Pub Date: April 12th, 1990
Publisher: Knopf

More than once in this engaging first novel, Baker pays homage to her spiritual mentor Jack Kerouac, whose celebrations of the open road provide a model for Bakers own shaggy search for America. Wisely, Baker doesn't imitate Kerouac's often incoherent ""bop"" prose style, and instead fuels her fictional travelogue with plain-speaking and narrative vigor. Baker warns us early on that her quest for love and adventure, set in the mid-70's, is open-ended, taking its structure from a series of haphazard events, which together don't add up to much. But they aren't supposed to. As much as Brenda Bradshaw's travels cross-country prove life-affirming, they're full of false starts and dead-ends. Twenty-three and carefree, Brenda wants to visit the possible ""love of her life"" in Spokane. But her trip from San Diego to Washington State veers east to Arizona, then north as far as Seattle, back to S. Cal., east to Boston, back west to Reno, and then, Finally, to Spokane, where she's a month or so too late. Along the way, Brenda earns money working construction, placing bets at the race track for her brother, picking apples, and hauling poinsettias from San Francisco to Seattle. Life on the road as a hitchhiker has its own routine: bathing in bathroom sinks at truck-stops; sleeping under the stars by the roadside; pumping caffeine through the veins for alertness.

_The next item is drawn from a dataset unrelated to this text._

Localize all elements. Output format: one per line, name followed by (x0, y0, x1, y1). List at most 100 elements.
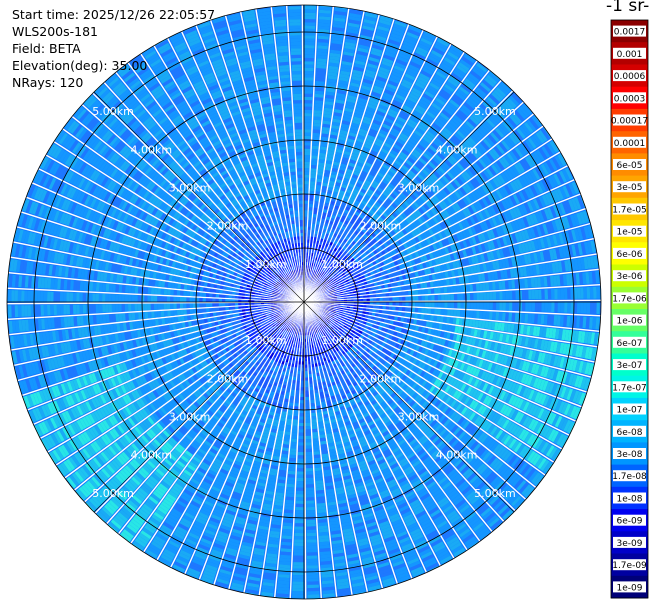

The benevolent drivers include some college kids who have her crash a wedding reception; an AWOL Marine headed in the wrong direction home; and a quiet and friendly fellow named David, who shares her awe of nature and respects her wanderlust The one constant in Brenda's itinerant life in her brother Will, a Vietnam vet haunted by the death of his best friend. And even though Brenda doesn't Fred true love by the end of the novel, it seems Will has, giving her sufficient peace of mind to pick up her backpack and hit the road again. An exuberant debut that rolls along on charm and a distinct lack of pretension.